Asimismo, resulta exagerado afirmar que los planes de acciones para empleados son injustos porque excluyen a quienes no están empleados o dejan de estarlo. Esa es precisamente su naturaleza: son beneficios laborales, no instrumentos de redistribución universal. Pretender que todo mecanismo de participación económica deba estar abierto a todos, independientemente de su vínculo con la empresa, es desconocer la lógica misma de los incentivos laborales.
Finalmente, la idea de que las corporaciones ejercen un “poder desproporcionado” en la sociedad ignora un hecho fundamental del capitalismo contemporáneo: las empresas compiten entre sí. No forman un bloque homogéneo con intereses comunes, sino que se enfrentan en mercados abiertos, con estrategias divergentes y, a menudo, con posiciones antagónicas frente a las políticas públicas. Las empresas exportadoras y las importadoras, por ejemplo, tienen intereses opuestos en materia de aranceles. Atribuirles una voluntad unificada es caer en una visión conspirativa que no se sostiene empíricamente.

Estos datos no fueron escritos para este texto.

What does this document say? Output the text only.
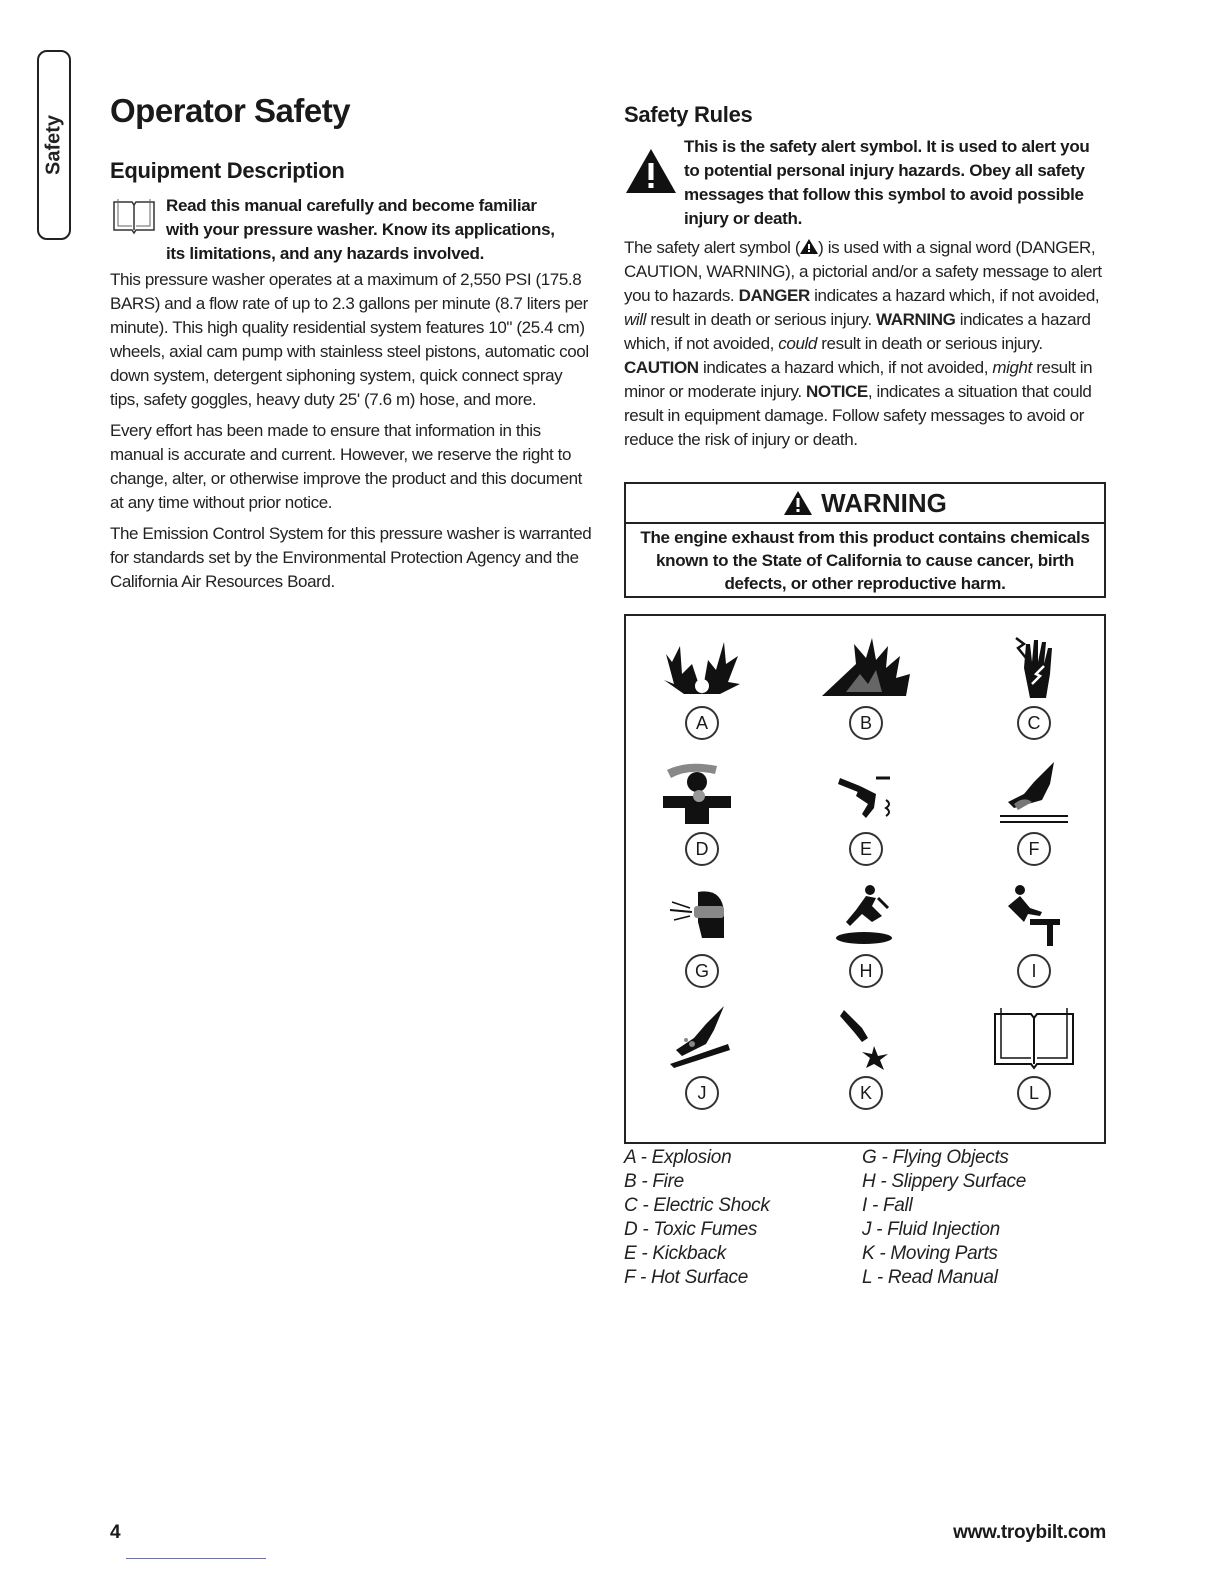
Safety
Operator Safety
Equipment Description
Read this manual carefully and become familiar
with your pressure washer. Know its applications,
its limitations, and any hazards involved.

This pressure washer operates at a maximum of 2,550 PSI (175.8 BARS) and a flow rate of up to 2.3 gallons per minute (8.7 liters per minute). This high quality residential system features 10" (25.4 cm) wheels, axial cam pump with stainless steel pistons, automatic cool down system, detergent siphoning system, quick connect spray tips, safety goggles, heavy duty 25' (7.6 m) hose, and more.

Every effort has been made to ensure that information in this manual is accurate and current. However, we reserve the right to change, alter, or otherwise improve the product and this document at any time without prior notice.

The Emission Control System for this pressure washer is warranted for standards set by the Environmental Protection Agency and the California Air Resources Board.

Safety Rules
This is the safety alert symbol. It is used to alert you to potential personal injury hazards. Obey all safety messages that follow this symbol to avoid possible injury or death.

The safety alert symbol ( ) is used with a signal word (DANGER, CAUTION, WARNING), a pictorial and/or a safety message to alert you to hazards. DANGER indicates a hazard which, if not avoided, will result in death or serious injury. WARNING indicates a hazard which, if not avoided, could result in death or serious injury. CAUTION indicates a hazard which, if not avoided, might result in minor or moderate injury. NOTICE, indicates a situation that could result in equipment damage. Follow safety messages to avoid or reduce the risk of injury or death.

WARNING
The engine exhaust from this product contains chemicals known to the State of California to cause cancer, birth defects, or other reproductive harm.
A	B	C
D	E	F
G	H	I
J	K	L
A - Explosion
B - Fire
C - Electric Shock
D - Toxic Fumes
E - Kickback
F - Hot Surface
G - Flying Objects
H - Slippery Surface
I - Fall
J - Fluid Injection
K - Moving Parts
L - Read Manual
4	www.troybilt.com
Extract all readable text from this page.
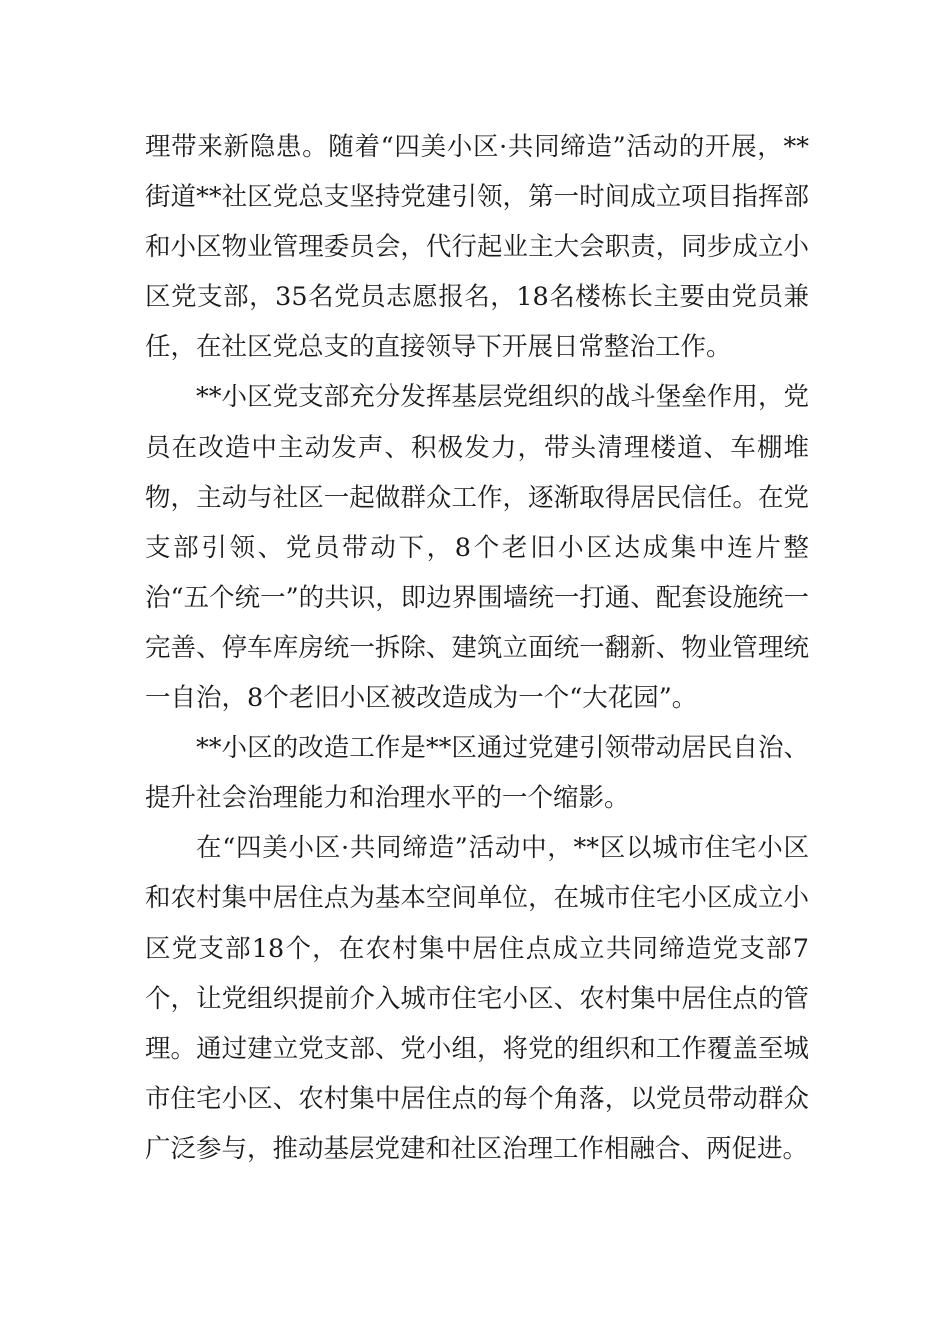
理带来新隐患。随着“四美小区·共同缔造”活动的开展，**街道**社区党总支坚持党建引领，第一时间成立项目指挥部和小区物业管理委员会，代行起业主大会职责，同步成立小区党支部，35名党员志愿报名，18名楼栋长主要由党员兼任，在社区党总支的直接领导下开展日常整治工作。

**小区党支部充分发挥基层党组织的战斗堡垒作用，党员在改造中主动发声、积极发力，带头清理楼道、车棚堆物，主动与社区一起做群众工作，逐渐取得居民信任。在党支部引领、党员带动下，8个老旧小区达成集中连片整治“五个统一”的共识，即边界围墙统一打通、配套设施统一完善、停车库房统一拆除、建筑立面统一翻新、物业管理统一自治，8个老旧小区被改造成为一个“大花园”。

**小区的改造工作是**区通过党建引领带动居民自治、提升社会治理能力和治理水平的一个缩影。

在“四美小区·共同缔造”活动中，**区以城市住宅小区和农村集中居住点为基本空间单位，在城市住宅小区成立小区党支部18个，在农村集中居住点成立共同缔造党支部7个，让党组织提前介入城市住宅小区、农村集中居住点的管理。通过建立党支部、党小组，将党的组织和工作覆盖至城市住宅小区、农村集中居住点的每个角落，以党员带动群众广泛参与，推动基层党建和社区治理工作相融合、两促进。
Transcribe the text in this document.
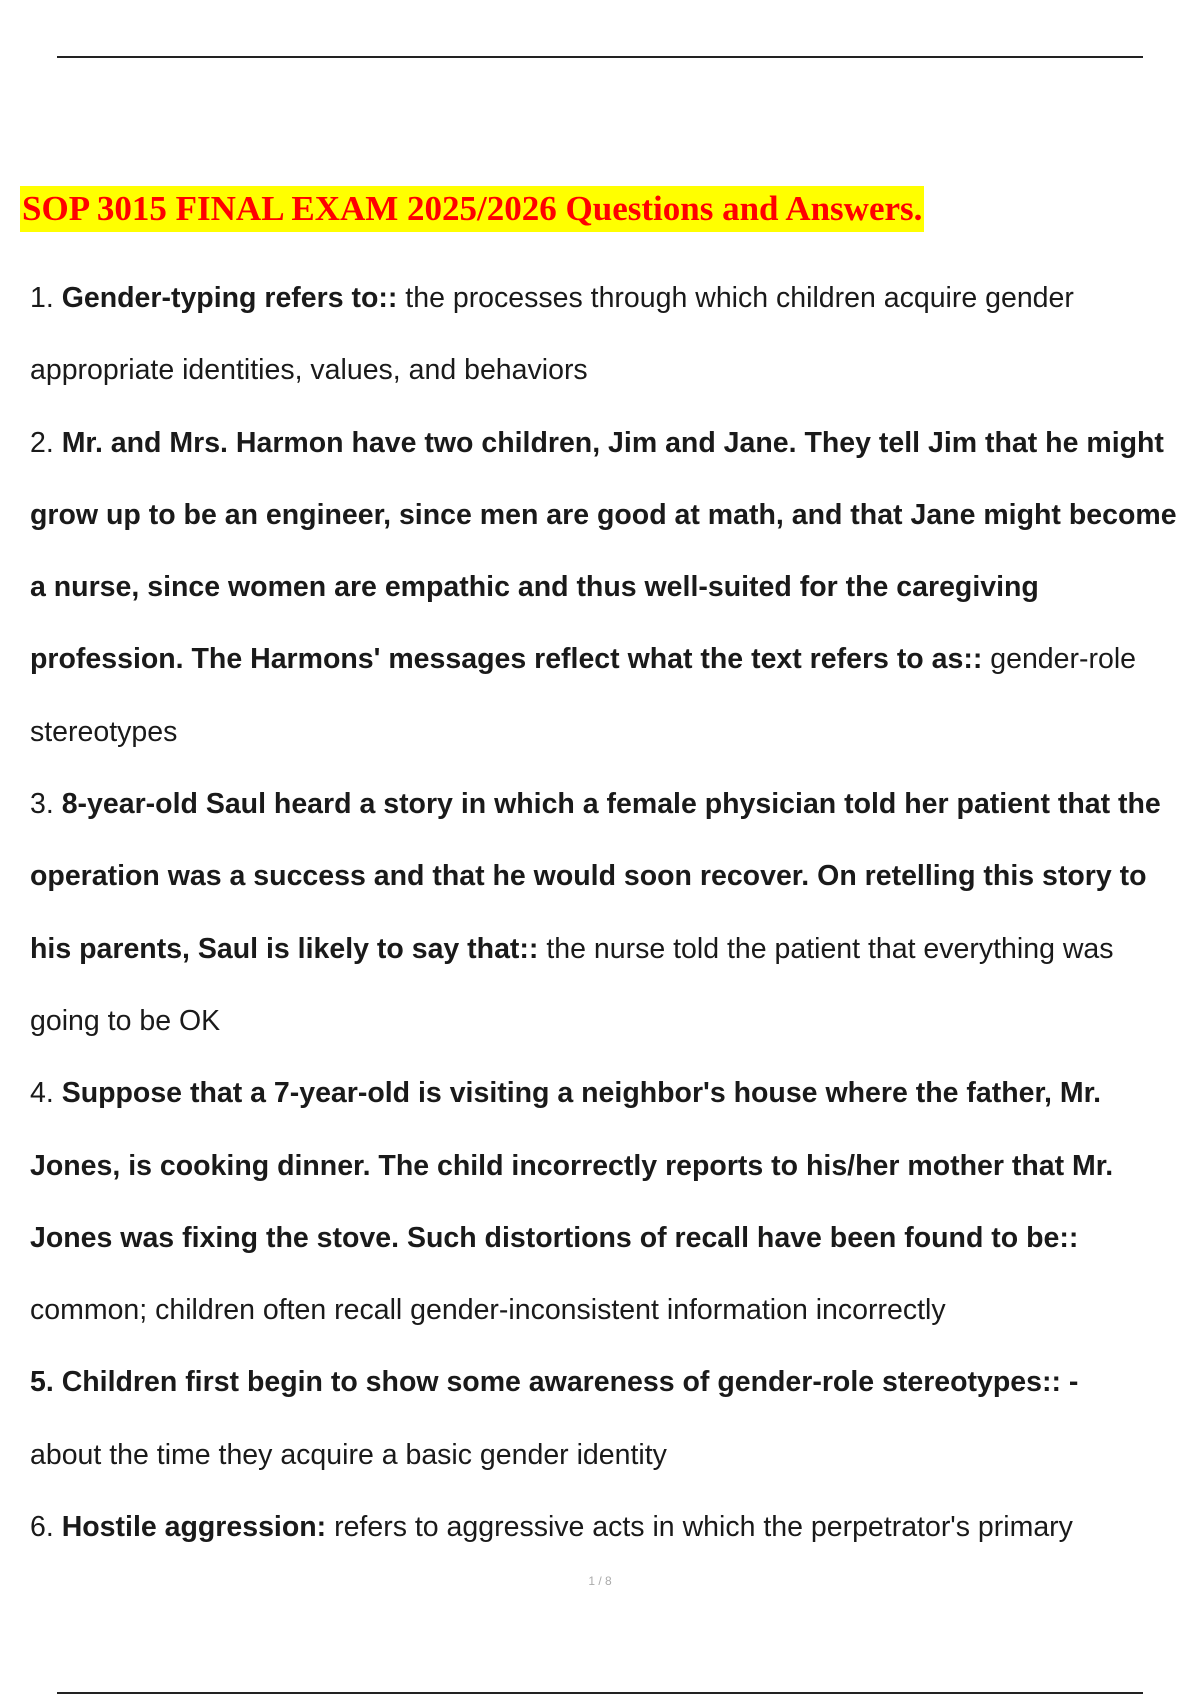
SOP 3015 FINAL EXAM 2025/2026 Questions and Answers.
1. Gender-typing refers to:: the processes through which children acquire gender appropriate identities, values, and behaviors
2. Mr. and Mrs. Harmon have two children, Jim and Jane. They tell Jim that he might grow up to be an engineer, since men are good at math, and that Jane might become a nurse, since women are empathic and thus well-suited for the caregiving profession. The Harmons' messages reflect what the text refers to as:: gender-role stereotypes
3. 8-year-old Saul heard a story in which a female physician told her patient that the operation was a success and that he would soon recover. On retelling this story to his parents, Saul is likely to say that:: the nurse told the patient that everything was going to be OK
4. Suppose that a 7-year-old is visiting a neighbor's house where the father, Mr. Jones, is cooking dinner. The child incorrectly reports to his/her mother that Mr. Jones was fixing the stove. Such distortions of recall have been found to be:: common; children often recall gender-inconsistent information incorrectly
5. Children first begin to show some awareness of gender-role stereotypes:: -
about the time they acquire a basic gender identity
6. Hostile aggression: refers to aggressive acts in which the perpetrator's primary
1 / 8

En conclusión, el artículo “The Shareholder Democracy Lie” ofrece una crítica provocadora y bien documentada, pero parte de un malentendido fundamental sobre el objeto de su análisis. Al atacar una versión extrema y poco representativa del concepto de democracia accionarial, termina construyendo una crítica que, aunque retóricamente eficaz, resulta conceptualmente débil. Una evaluación más justa del sistema de gobierno corporativo debería reconocer sus limitaciones sin caer en caricaturas, y distinguir entre metáforas útiles y teorías normativas mal planteadas. Solo así será posible avanzar hacia una comprensión más precisa —y más útil— del papel de las sociedades anónimas en las democracias contemporáneas.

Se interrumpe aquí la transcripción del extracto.